PostgreSQL BDR – Update Conflict Detection

postgresqlpostgresql-bdr

Apparently only the new values of rows are sent between nodes on update. So how can there ever be detectable conflict? Node A receives an update from Node B, and a different update from node C. How can A know that there was a conflict? That the B and C updates were not conducted in some well defined order?

And what does "last-update-wins" mean? Are the updates timestamped? In which case does it rely on synchronized clocks? Or does it just mean whichever update happens to get to Node A last wins?

SUMMARY

Best Answer

The manual discusses much of this.

Yes, commits are timestamped. Conflict resolution uses commit timestamp, not the timestamp of an individual tuple insert/update/delete. See track_commit_timestamps in the postgres docs.

In your example, node A might or might not see a conflict. If B's update happened first (according to B's clock), and B's update reaches A before C's does, A doesn't see a conflict. But if C's update reaches A before B's, and B's happened earlier, then when B's update arrives at A, A needs to know to discard it since it's already applied a newer one. Otherwise it'd become inconsistent with the state of B (which will apply C's update when it receives it) and C (which has overwritten B's older update with its own newer one).

Because it's a loosely coupled replication system with no global lock manager, snapshot manager, transaction manager, etc, there's no one concept of "now" and no one globally consistent state. Or at least it's fuzzy due to latency and replication lag. You'll see such systems (somewhat incorrectly) referred to as "AP", for the "availability" and "partition tolerence" of CAP. It's an eventually consistent system with weaker inter-node guarantees than made by stock PostgreSQL. You can concurrently UPDATE a tuple on two different nodes. You can INSERT the same key into a UNIQUE-constrained column (or same PRIMARY KEY) on two different nodes. etc.

When the nodes replicate and sync up these conflicts need to be resolved so that all nodes have the same outcome and no errors result. We can't just ERROR because the xacts already committed on their origin nodes and we have no way to "un-commit" them; even if we did, we shouldn't, since other xacts on the local nodes might've used those committed changes as inputs into other computations so we're stuck with them.

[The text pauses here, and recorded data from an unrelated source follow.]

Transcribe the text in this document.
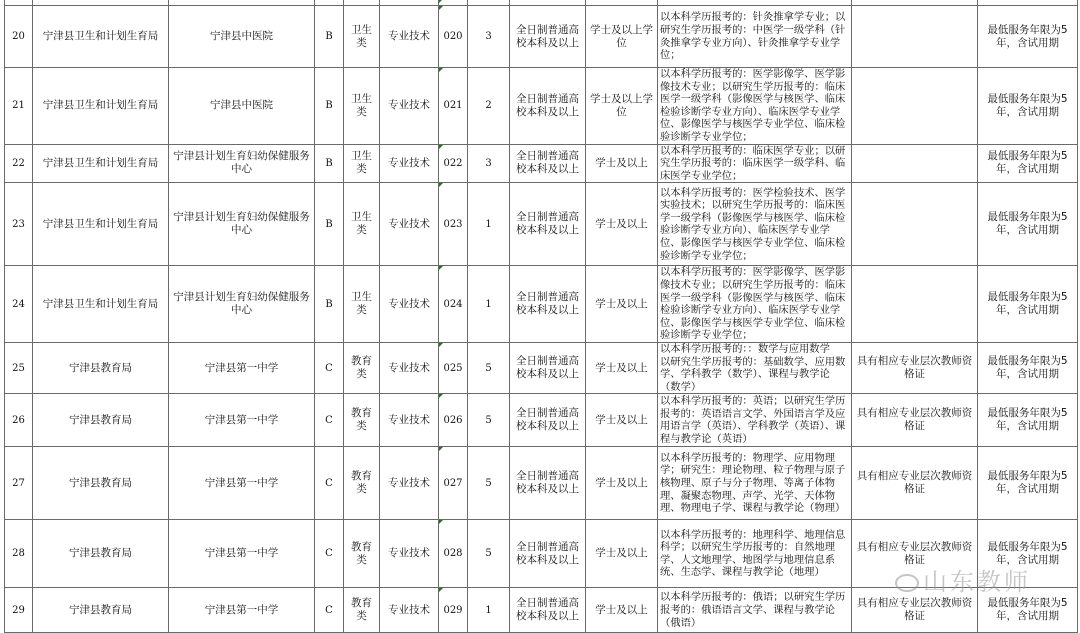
20	宁津县卫生和计划生育局	宁津县中医院	B	卫生类	专业技术	020	3	全日制普通高校本科及以上	学士及以上学位	以本科学历报考的：针灸推拿学专业；以研究生学历报考的：中医学一级学科（针灸推拿学专业方向）、针灸推拿学专业学位；		最低服务年限为5年，含试用期
21	宁津县卫生和计划生育局	宁津县中医院	B	卫生类	专业技术	021	2	全日制普通高校本科及以上	学士及以上学位	以本科学历报考的：医学影像学、医学影像技术专业；以研究生学历报考的：临床医学一级学科（影像医学与核医学、临床检验诊断学专业方向）、临床医学专业学位、影像医学与核医学专业学位、临床检验诊断学专业学位；		最低服务年限为5年，含试用期
22	宁津县卫生和计划生育局	宁津县计划生育妇幼保健服务中心	B	卫生类	专业技术	022	3	全日制普通高校本科及以上	学士及以上	以本科学历报考的：临床医学专业；以研究生学历报考的：临床医学一级学科、临床医学专业学位；		最低服务年限为5年，含试用期
23	宁津县卫生和计划生育局	宁津县计划生育妇幼保健服务中心	B	卫生类	专业技术	023	1	全日制普通高校本科及以上	学士及以上	以本科学历报考的：医学检验技术、医学实验技术；以研究生学历报考的：临床医学一级学科（影像医学与核医学、临床检验诊断学专业方向）、临床医学专业学位、影像医学与核医学专业学位、临床检验诊断学专业学位；		最低服务年限为5年，含试用期
24	宁津县卫生和计划生育局	宁津县计划生育妇幼保健服务中心	B	卫生类	专业技术	024	1	全日制普通高校本科及以上	学士及以上	以本科学历报考的：医学影像学、医学影像技术专业；以研究生学历报考的：临床医学一级学科（影像医学与核医学、临床检验诊断学专业方向）、临床医学专业学位、影像医学与核医学专业学位、临床检验诊断学专业学位；		最低服务年限为5年，含试用期
25	宁津县教育局	宁津县第一中学	C	教育类	专业技术	025	5	全日制普通高校本科及以上	学士及以上	以本科学历报考的：：数学与应用数学
以研究生学历报考的：基础数学、应用数学、学科教学（数学）、课程与教学论（数学）	具有相应专业层次教师资格证	最低服务年限为5年，含试用期
26	宁津县教育局	宁津县第一中学	C	教育类	专业技术	026	5	全日制普通高校本科及以上	学士及以上	以本科学历报考的：英语；以研究生学历报考的：英语语言文学、外国语言学及应用语言学（英语）、学科教学（英语）、课程与教学论（英语）	具有相应专业层次教师资格证	最低服务年限为5年，含试用期
27	宁津县教育局	宁津县第一中学	C	教育类	专业技术	027	5	全日制普通高校本科及以上	学士及以上	以本科学历报考的：物理学、应用物理学；研究生：理论物理、粒子物理与原子核物理、原子与分子物理、等离子体物理、凝聚态物理、声学、光学、天体物理、物理电子学、课程与教学论（物理）	具有相应专业层次教师资格证	最低服务年限为5年，含试用期
28	宁津县教育局	宁津县第一中学	C	教育类	专业技术	028	5	全日制普通高校本科及以上	学士及以上	以本科学历报考的：地理科学、地理信息科学；以研究生学历报考的：自然地理学、人文地理学、地图学与地理信息系统、生态学、课程与教学论（地理）	具有相应专业层次教师资格证	最低服务年限为5年，含试用期
29	宁津县教育局	宁津县第一中学	C	教育类	专业技术	029	1	全日制普通高校本科及以上	学士及以上	以本科学历报考的：俄语；以研究生学历报考的：俄语语言文学、课程与教学论（俄语）	具有相应专业层次教师资格证	最低服务年限为5年，含试用期
山东教师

So we have to do things like pick the newest of two inserts. We use the timestamp of commit for this. It's sent on the protocol messages, and it's recorded by postgres for local commits.

The old row values don't matter for this. For example, we only care that some peer node updated table "x" but we've updated it more recently, so we presume the newer update should be kept. Otherwise when our change replicated to the peer node, it'd apply our change and if we'd also applied theirs, we'd have different final states. To get a consistent result, we must discard their change.

Similarly, if two new rows are inserted, we must consistently pick one of them to keep when they conflict on the same PK. We pick the newest of the two rows based on recorded commit timestamp.

So yes, it relies on clocks. The clocks don't have to be in perfect sync, but roughly right is desirable, otherwise you might overwrite newer tuples with significantly older ones when doing conflict resolution, i.e. pick the wrong "last" update. The manual should discuss clock sync a bit more.


Having access to old row values would be nice in some cases, but is doesn't let you know for sure what the right outcome is. You still have to pick one of multiple possible "correct" results. Consider this:

given table

CREATE TABLE x (
  id integer primary key,
  y integer not null
);

INSERT INTO x (id, y) VALUES (1, 1);

Two nodes run

UPDATE x SET y = y + 1 WHERE id = 1;

at the same time. Both produce a new local row with value y = 2 as a result. Now each replicates to the other.

If we know the old value was 1 and the new value is 2, we might say "well, duh, the correct result is 3 on both nodes".

But we have no way to know that one or both nodes didn't instead run

UPDATE x SET y = 2;

instead of y = y + 1. So it might want the final result to be 2, not 3. The only way to know is to know the application logic. BDR can't tell based on just the old and new tuples.

So really we don't need the old tuple values.